5.こういう「何となく面白そうだけど、見たら期待外れに違いない」と思わせる映画には、どういう訳か大抵、ニコラス・ケイジが出演している。とまで言うのは言い過ぎですが、体感的にはそんな感じがあって。
「ニコラスケイジ映画にハズレ無し」と言い切る信念も無ければ義理もなくなった昨今ですが、彼が製作者としても名を連ねたこの作品は、一味違います。面白い! ほらやっぱり「ハズレ無し」だったね、と、何度騙されてもそう思わされてしまう、それがニコラスケイジ映画。

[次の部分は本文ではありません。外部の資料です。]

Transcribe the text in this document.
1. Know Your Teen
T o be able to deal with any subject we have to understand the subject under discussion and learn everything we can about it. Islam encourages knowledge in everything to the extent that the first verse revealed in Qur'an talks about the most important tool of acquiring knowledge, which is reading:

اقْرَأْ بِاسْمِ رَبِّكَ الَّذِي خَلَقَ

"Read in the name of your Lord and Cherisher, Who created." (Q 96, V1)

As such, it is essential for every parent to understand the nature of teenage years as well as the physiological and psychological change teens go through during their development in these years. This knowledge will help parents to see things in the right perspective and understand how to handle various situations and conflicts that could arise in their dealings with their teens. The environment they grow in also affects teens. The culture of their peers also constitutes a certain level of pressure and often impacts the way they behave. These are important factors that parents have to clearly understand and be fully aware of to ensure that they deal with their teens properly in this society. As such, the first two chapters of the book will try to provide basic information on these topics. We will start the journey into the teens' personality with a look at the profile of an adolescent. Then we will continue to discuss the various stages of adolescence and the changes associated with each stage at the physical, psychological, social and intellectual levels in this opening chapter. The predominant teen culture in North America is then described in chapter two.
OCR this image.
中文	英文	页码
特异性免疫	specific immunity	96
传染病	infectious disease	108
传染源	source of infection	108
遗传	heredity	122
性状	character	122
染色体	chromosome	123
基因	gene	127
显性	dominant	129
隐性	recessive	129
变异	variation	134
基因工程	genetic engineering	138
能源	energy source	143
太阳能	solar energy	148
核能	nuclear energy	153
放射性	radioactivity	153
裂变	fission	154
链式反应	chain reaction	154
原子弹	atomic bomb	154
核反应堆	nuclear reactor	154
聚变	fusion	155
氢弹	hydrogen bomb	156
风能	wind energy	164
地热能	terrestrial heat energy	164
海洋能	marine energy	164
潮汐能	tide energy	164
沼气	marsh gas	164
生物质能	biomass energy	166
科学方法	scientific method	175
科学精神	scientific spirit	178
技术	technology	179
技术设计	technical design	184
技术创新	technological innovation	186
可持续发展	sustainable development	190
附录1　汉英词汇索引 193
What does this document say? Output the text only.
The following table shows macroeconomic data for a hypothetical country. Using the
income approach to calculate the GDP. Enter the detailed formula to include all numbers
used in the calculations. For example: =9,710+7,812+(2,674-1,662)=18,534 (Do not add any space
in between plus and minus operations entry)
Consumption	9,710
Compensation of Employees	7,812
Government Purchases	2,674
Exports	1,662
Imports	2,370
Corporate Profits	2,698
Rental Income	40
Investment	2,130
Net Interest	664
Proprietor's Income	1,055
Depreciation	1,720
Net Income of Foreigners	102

無口で小汚いオッサン役のニコラス・ケイジが、ひょんなことから、閉鎖された娯楽施設の宿直&清掃を任される。で、そこに展示されている機械仕掛けのゆるキャラどもが、なぜか襲い掛かってくる、というオハナシ。なぜ襲い掛かってくるのかもよくわからんし(これは一応、途中で理由が明かされるけれど、正直、どうでもよい内容)、さらにはなぜこのオッサンがこんなに強いのかもよくわからん(これは本当によくわからん)、そのよくわからなさが、間違いなくこの作品のスピード感に貢献しています。まずもって、この勢いが、いい。
展示されているキャラどもが部屋の奥に佇んでいて、動いているような動いていないような、いつ動き出すかわからんような、そういう不気味さを出しているのも、いい感じ。こいつら、主に動物のキャラなので、とにかくキャラ立ちしており、いざ動いて襲ってくるとそれぞれが個性的。これも素晴らしい。襲う側・襲われる側、斃す側・斃される側、どっちも応援したくなっちゃいます。
その中で、妙に強く、妙に律儀な主人公。この人が一番、規格外。
強いばかりでなく、汚れ切った施設をしっかり清掃する彼。映画の舞台となる施設が、彼の手によって掃き清められ、その光景は映画を通じて徐々に変化していく。こういう「変化」がまた、映画の魅力。ゆるキャラどもが斃されると何だか汚い油のようなものをまき散らすのだけど、それも含めてジャンジャン清掃し片づけていくこの主人公、まさに最強です。
満足度が高い作品で、すでに高評価のようですが、まだ現時点ではどなたも9点をつけておられないようなので、不肖、私めが、9点を。